Tres condiciones que enlazan las ideas con la composición, y que podrían sintetizarse en una sola palabra: inevitabilidad. Que lo que ella dice no pueda ser dicho de otro modo. Que lo que significa se constituya en una presencia frente a la que no podamos permanecer indiferentes, porque cuenta la vida de un modo inequívocamente actual.

Cuando Ungaretti escribe “M’illumino d’Immenso” (“Mattina”), que podemos traducir como “Me ilumino/ de infinito”, “Me ilumino/ de inmensidad” (“Mañana), todo un mundo desciende a la página y una sensación de estar frente a algo íntimo que todavía no había sido expresado encuentra su definición en las palabras.

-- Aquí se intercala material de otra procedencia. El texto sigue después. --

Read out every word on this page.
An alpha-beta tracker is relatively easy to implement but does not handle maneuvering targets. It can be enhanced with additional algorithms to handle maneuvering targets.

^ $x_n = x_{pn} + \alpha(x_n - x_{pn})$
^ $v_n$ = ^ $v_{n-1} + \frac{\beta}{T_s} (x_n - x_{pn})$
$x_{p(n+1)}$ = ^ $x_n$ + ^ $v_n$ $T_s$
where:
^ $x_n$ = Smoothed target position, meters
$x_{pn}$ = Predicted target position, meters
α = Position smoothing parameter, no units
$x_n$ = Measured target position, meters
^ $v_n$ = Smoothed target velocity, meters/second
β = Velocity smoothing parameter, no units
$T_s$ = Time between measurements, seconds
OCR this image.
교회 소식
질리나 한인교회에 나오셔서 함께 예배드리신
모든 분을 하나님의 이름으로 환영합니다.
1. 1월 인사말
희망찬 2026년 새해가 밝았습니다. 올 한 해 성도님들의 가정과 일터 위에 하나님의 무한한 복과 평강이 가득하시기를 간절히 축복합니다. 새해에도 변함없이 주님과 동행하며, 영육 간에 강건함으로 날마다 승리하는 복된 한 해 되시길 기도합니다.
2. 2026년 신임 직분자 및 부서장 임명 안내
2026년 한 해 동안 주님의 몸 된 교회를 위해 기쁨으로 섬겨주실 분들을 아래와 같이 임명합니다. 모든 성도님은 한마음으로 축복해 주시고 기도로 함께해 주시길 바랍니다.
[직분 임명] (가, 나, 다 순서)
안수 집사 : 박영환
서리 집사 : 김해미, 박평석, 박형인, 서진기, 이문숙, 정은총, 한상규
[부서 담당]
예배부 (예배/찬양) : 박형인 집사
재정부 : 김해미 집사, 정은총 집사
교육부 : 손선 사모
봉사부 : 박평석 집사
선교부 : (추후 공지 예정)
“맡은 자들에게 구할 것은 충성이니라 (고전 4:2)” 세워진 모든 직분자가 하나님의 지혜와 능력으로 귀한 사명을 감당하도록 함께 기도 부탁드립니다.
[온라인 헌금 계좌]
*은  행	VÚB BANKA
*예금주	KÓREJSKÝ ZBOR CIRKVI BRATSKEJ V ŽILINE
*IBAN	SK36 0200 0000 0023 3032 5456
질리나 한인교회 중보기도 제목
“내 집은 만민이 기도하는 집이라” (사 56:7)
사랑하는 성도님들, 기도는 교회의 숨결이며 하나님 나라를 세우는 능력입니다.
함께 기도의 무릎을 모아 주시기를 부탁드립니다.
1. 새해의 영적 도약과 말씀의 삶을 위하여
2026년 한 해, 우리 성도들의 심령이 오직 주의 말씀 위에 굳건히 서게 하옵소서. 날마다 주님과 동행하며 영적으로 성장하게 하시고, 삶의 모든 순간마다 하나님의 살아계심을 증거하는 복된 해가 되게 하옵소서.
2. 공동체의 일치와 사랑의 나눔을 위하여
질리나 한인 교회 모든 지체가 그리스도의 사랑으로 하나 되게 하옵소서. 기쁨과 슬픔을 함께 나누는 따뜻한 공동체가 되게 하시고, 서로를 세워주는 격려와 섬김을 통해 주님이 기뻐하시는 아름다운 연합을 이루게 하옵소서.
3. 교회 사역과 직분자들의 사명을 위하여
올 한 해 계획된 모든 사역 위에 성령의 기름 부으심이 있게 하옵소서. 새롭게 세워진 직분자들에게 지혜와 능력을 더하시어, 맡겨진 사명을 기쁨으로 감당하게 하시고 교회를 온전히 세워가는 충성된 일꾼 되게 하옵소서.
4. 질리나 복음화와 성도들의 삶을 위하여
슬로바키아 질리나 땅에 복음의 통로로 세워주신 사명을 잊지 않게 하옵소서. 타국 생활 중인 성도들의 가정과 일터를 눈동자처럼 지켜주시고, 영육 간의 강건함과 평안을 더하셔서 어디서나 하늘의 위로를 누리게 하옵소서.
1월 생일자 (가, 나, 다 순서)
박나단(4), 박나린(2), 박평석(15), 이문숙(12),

Cuando Montale dice “Del brazo tuyo he bajado por lo menos un millón de escaleras/ y ahora que no estás cada escalón es un vacío”, expresa la congoja ante la pérdida del ser querido.

Tanto aquella palabra “immenso” como este vocablo “vacío” son continentes que cada lector llena con su coloratura y música propias, poniendo en acto la participación hermenéutica que está en la naturaleza del acto creador. Para unos, “immenso” será un la sostenido, ilimitado, inalcanzable; para otros, “vacío” sonará como el seco acorde de un metal, traduciendo desazón, nostalgia.

Pero, en todos los casos, las palabras del poema habrán puesto de relieve -como en un rapto- la emoción e inteligibilidad de algo que nos concierne. Y en ello está la poesía.

De donde la poesía tiene su sede en las palabras. Palabras que son portadoras, antes que de un significado, de una temperatura especial que es fruto de la semántica, de su lazo con otras palabras en frases y oraciones, y también de su grafía en la hoja. Por detrás opera el trabajo del escritor, que ha consistido en llevar a buen puerto el precipitado verbal, precisando con tacto las ideas y armonizando con experiencia la entonación.

Aquella irrupción verbal remite a algún recuerdo o experiencia íntima, que, a su vez, gira, se interpola, desplazándose hacia otra significación más general que es encerrada en el poema. ¿Depende la felicidad del poema de su mayor o menor musicalidad? Sólo en parte, igual que en la prosa. No es la música su único componente. La poesía es naturaleza -rapto, destello, flechazo, inspiración- y a ella vuelve permanentemente. Como cuerpo vivo, como lenguaje.